La higiene íntima se refiere a los cuidados diarios que se prestan a la zona genital para mantenerla limpia, sana y cómoda. Previene las infecciones bacterianas y fúngicas, limita las irritaciones y preserva el equilibrio de la flora vaginal, que constituye la primera barrera inmunitaria de la mucosa. Una higiene íntima inadecuada —ya sea por exceso o por defecto— puede alterar este delicado ecosistema y dar lugar a infecciones recurrentes.
La zona genital externa requiere productos formulados con un pH ligeramente ácido (3,5–4,5), sin perfume, sin alcohol y sin sulfatos. Los jabones de aseo convencionales, demasiado alcalinos, destruyen los lactobacilos protectores. Un gel limpiador íntimo suave, enriquecido con principios activos calmantes como el aloe vera o la manzanilla, limpia eficazmente sin desequilibrar el pH. El agua tibia sola, aplicada una vez al día en la zona externa, puede ser suficiente en el caso de las mujeres que no presenten síntomas concretos.
El gesto de limpieza debe ser suave y preciso. Aplica el gel únicamente sobre la vulva externa, con las manos limpias, masajeando suavemente. Lávate siempre de delante hacia atrás para evitar la contaminación de la uretra y la vagina por bacterias fecales. Aclarar abundantemente con agua tibia para no dejar ningún residuo del producto. Secar con delicadeza: la humedad residual favorece la proliferación de levaduras y bacterias patógenas.

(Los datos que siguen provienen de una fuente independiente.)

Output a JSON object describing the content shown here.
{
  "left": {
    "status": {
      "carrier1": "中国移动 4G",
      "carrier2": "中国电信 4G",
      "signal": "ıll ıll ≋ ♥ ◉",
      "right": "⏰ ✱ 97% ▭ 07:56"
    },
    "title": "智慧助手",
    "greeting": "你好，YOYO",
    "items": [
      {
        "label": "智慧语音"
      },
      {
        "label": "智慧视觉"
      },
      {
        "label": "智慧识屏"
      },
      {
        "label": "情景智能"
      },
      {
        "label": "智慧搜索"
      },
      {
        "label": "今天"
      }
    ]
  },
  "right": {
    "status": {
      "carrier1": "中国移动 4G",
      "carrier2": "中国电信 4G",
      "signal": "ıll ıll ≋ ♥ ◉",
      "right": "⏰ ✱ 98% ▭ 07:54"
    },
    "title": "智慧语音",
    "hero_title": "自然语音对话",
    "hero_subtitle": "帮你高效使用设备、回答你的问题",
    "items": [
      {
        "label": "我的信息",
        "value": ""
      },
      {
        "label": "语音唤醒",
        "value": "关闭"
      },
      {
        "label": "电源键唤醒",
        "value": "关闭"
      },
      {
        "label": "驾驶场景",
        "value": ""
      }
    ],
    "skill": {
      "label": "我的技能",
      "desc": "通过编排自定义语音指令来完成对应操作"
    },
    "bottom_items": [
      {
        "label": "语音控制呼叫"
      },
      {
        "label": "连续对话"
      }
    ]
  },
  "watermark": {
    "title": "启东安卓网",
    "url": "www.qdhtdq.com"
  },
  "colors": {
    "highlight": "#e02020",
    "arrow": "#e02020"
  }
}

Una higiene íntima diaria —una o dos veces al día— es suficiente en la mayoría de los casos. Durante la menstruación, una o dos limpiezas adicionales al día previenen los olores y el riesgo de infección. Tras una actividad deportiva intensa, se recomienda limpiar la zona. Un lavado excesivo —más de tres veces al día— perjudica la flora al eliminar las secreciones protectoras naturales.

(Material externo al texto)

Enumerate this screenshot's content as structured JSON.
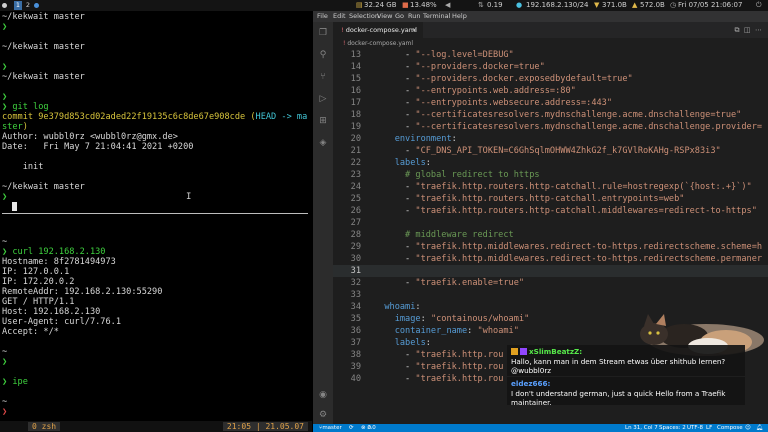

El picor, el enrojecimiento, la irritación vaginal, los olores inusuales o los flujos anormales pueden indicar una higiene inadecuada. Estos mismos síntomas pueden indicar una micosis, una vaginosis bacteriana o una infección de transmisión sexual. Cualquier síntoma persistente debe llevar a consultar a un médico o a un ginecólogo para obtener un diagnóstico preciso; nunca se debe tratar sin diagnóstico, ya que se corre el riesgo de agravar el desequilibrio.

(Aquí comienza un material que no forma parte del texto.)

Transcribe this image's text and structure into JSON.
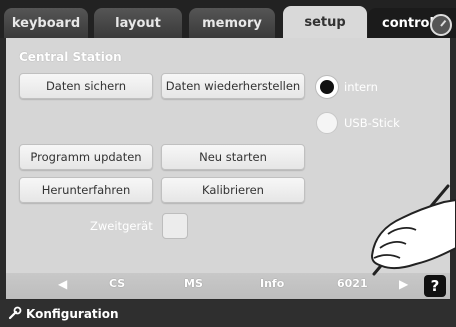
{
  "tabs": [
    {
      "label": "keyboard"
    },
    {
      "label": "layout"
    },
    {
      "label": "memory"
    },
    {
      "label": "setup"
    },
    {
      "label": "control"
    }
  ],
  "active_tab": "setup",
  "section_title": "Central Station",
  "buttons": {
    "backup": "Daten sichern",
    "restore": "Daten wiederherstellen",
    "update": "Programm updaten",
    "restart": "Neu starten",
    "shutdown": "Herunterfahren",
    "calibrate": "Kalibrieren"
  },
  "radio_options": [
    {
      "label": "intern",
      "selected": true
    },
    {
      "label": "USB-Stick",
      "selected": false
    }
  ],
  "checkbox": {
    "label": "Zweitgerät",
    "checked": false
  },
  "nav": {
    "items": [
      "CS",
      "MS",
      "Info",
      "6021"
    ],
    "help": "?"
  },
  "footer": {
    "title": "Konfiguration"
  },
  "colors": {
    "panel": "#d6d6d6",
    "tab_active": "#d9d9d9",
    "background": "#2a2a2a"
  }
}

Los probióticos, en particular los lactobacilos, favorecen el equilibrio de la flora vaginal desde el interior. Si se consumen regularmente en forma de yogur natural, kéfir o complementos alimenticios, limitan la proliferación de bacterias patógenas y levaduras. Están especialmente indicados tras un tratamiento con antibióticos, como prevención de micosis recurrentes o en mujeres propensas a sufrir infecciones vaginales repetidas.
Las fluctuaciones hormonales —embarazo, menopausia, ciclo menstrual— modifican el pH vaginal y la composición de la flora, lo que hace que la zona genital sea más vulnerable. Durante el embarazo, se recomienda utilizar un gel íntimo con un pH adecuado para prevenir infecciones. En la menopausia, la disminución de los estrógenos reduce la secreción vaginal y requiere cuidados más suaves e hidratantes. Estos periodos exigen una rutina de higiene adaptada y un seguimiento médico si aparecen síntomas.
Fuera de casa, unas cuantas precauciones permiten mantener una higiene íntima adecuada. Lleva contigo toallitas íntimas sin alcohol y sin perfume para una limpieza rápida entre duchas. Usa ropa interior de algodón y cámbiala con regularidad para limitar la humedad. Evita la ropa demasiado ajustada o sintética durante los viajes largos. En los espacios comunes —piscinas, vestuarios—, lleva siempre sandalias y nunca compartas toallas para reducir el riesgo de infecciones fúngicas.